Généralité sur la spasmophilie

Dans certains circonstances (angoisse, stress), des personnes ventilent de façon trop rapide, ce qui favorise l’élimination du CO2 dans l’air expiré, et donc la baisse de son taux dans le sang. Ce déséquilibre chimique entraine un dysfonctionnement des muscles qui vont se contracter anormalement.

Le premier stade est la crise de spasmophilie. La victime ressent des sensations anormales : engourdissement, fourmillements symétriques des extrémités des membres (deux ou quatre) ou de tout le corps, picotements dans tout le thorax, sensation d’oppression thoracique, sensation de vertiges, difficultés à déglutir avec impression de boule dans la gorge, angoisse; Il n’y a jamais de perte de connaissance.

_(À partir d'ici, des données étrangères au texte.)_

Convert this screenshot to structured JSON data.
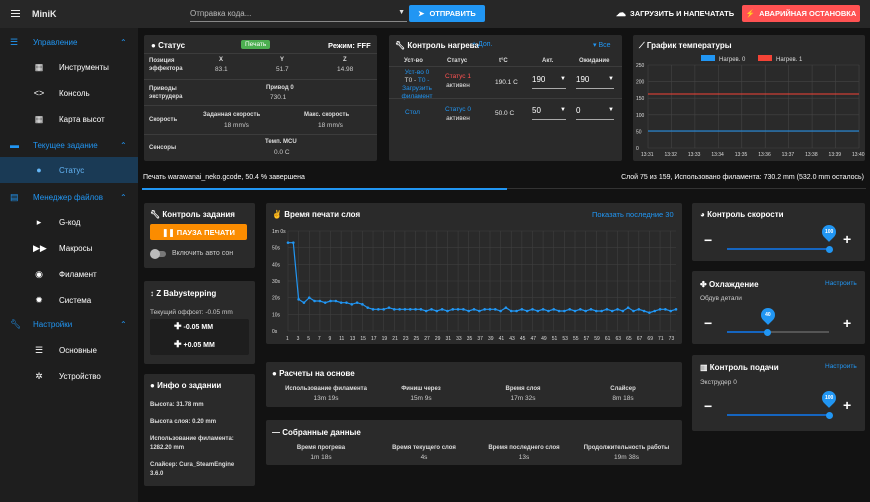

Le deuxième stade est la crise de tétanie avec contraction des muscles, surtout au niveau des mains qui prennent la forme de la main de l’accoucheur. Les paumes sont tournées vers le haut et les doigts sont convergents.

A noter qu’il existe souvent une hyperventilation qui n’est, en aucun cas, une détresse respiratoire : la saturation en O2 est normale. Par ailleurs, en cas de sensation d’oppression thoracique et d’angoisse, il est parfois difficile de faire la différence avec un syndrome coronarien.

Après la crise, la victime ressent souvent une sensation de fatigue.

Les signes spécifiques d’une crise de spasmophilie ou tétanie

Rechercher par l’interrogatoire de la victime ou de l’entourage :

  • Les antécédents (spasmophilie connue…)
  • Les facteurs déclenchant (s) (environnement conflictuel, anxiété, choc émotionnel…)
  • Le traitement en cours : calcium, magnésium, sédatif

Rechercher ou apprécier :

  • La présence d’engourdissements
  • Des fourmillements symétriques à l’extrémité des membres ou sur tout le corps
  • Des picotements dans tout le thorax
  • Une sensation d’oppression thoracique
  • Des difficultés à déglutir
  • Des mains en position « d’accoucheur »
  • Une fréquence respiratoire élevée
  • Une absence de perte de connaissance, de mouvement saccadés, de perte d’urine, de morsure de langue, de révulsion des yeux, de cyanose, de sueurs.

Conduite à tenir

En parallèle de la réalisation d’un bilan complet et des gestes de secours adaptés :

  • Isoler la victime
  • Calmer et rassurer la victime
  • Indiquer de respirer doucement à la victime

En cas de crise de tétanie : Mettre en place un dispositif d’inhalation non occlusif, englobant la bouche et le nez de la victime sans apport complémentaire d’O2.